Dawno już nie pisałem nic na blogu a to dlatego że są wakacje, o ile można je tak nazwać. Zimno, deszcz pada, przez 2 tygodnie nie było ciepłej wody! Musiałem jeździć do babci żeby się umyć. Teraz przez kolejny tydzień niema wody od 8 do ~15 bo coś robią pod blokiem. Koparka napierdziela. Sąsiad nawala wiertarka od rana, psy szczekają od rana i wyspać się nie można. W pracy na szczęście mało roboty i się obijam, zacząłem nawet znowu pogrywać w diablo co zajmuje trochę czasu. Z drugiej strony brakuje jednak czasu na inne rzeczy.
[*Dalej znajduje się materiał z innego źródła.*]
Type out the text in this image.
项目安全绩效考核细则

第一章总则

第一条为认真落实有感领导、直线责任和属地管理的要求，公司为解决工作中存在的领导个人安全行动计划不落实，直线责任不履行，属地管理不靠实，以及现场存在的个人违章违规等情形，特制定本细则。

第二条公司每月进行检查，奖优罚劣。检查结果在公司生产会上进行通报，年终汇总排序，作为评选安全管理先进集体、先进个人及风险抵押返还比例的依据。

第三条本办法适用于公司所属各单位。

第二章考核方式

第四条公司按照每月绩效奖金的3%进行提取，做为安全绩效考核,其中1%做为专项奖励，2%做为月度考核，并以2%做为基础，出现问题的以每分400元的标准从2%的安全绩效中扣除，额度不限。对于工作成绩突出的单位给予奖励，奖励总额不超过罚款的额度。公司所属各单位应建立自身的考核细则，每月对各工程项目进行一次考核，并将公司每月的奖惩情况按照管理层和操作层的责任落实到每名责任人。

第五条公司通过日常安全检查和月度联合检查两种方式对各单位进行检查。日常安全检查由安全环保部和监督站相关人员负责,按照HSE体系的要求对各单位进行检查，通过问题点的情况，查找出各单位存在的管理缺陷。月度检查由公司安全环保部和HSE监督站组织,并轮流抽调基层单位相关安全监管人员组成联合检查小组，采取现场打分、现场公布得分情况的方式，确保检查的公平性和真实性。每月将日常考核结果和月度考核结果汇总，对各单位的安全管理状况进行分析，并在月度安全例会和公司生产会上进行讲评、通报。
Miałem ćwiczyć dalej c++ ale kompletnie mi się nie chce. Kasy tez nie dużo wiec nie zawsze jest na piwo czy fajki (jezu ale drogo albo szukać lepszej roboty albo rzucić). Jedyne co mnie cieszy to prawdopodobnie jutrzejszy wyjazd do Czech. Zrobię jakieś zapasy i może wpadnę do znajomych na imprezę. No i jeszcze wyjazd do Grecji ale to dopiero pod koniec sierpnia więc chyba się nie doczekam. Brakuje weny do wszystkiego, nawet ładnego pulpitu nie potrafię skleić.
Kiedy to się zmieni?
Tak to jest w małych miejscowościach – zawsze możesz myć się od święta. :p
Fajki – rzucić, bo można zbankrutować (podobno mają jeszcze podnieść cenę) – sam nie palę, bo szkoda pieniędzy i zdrowia 😉
Starzejesz sie 🙂
Co do fajek , to cudzesy lepiej smakuja :-))))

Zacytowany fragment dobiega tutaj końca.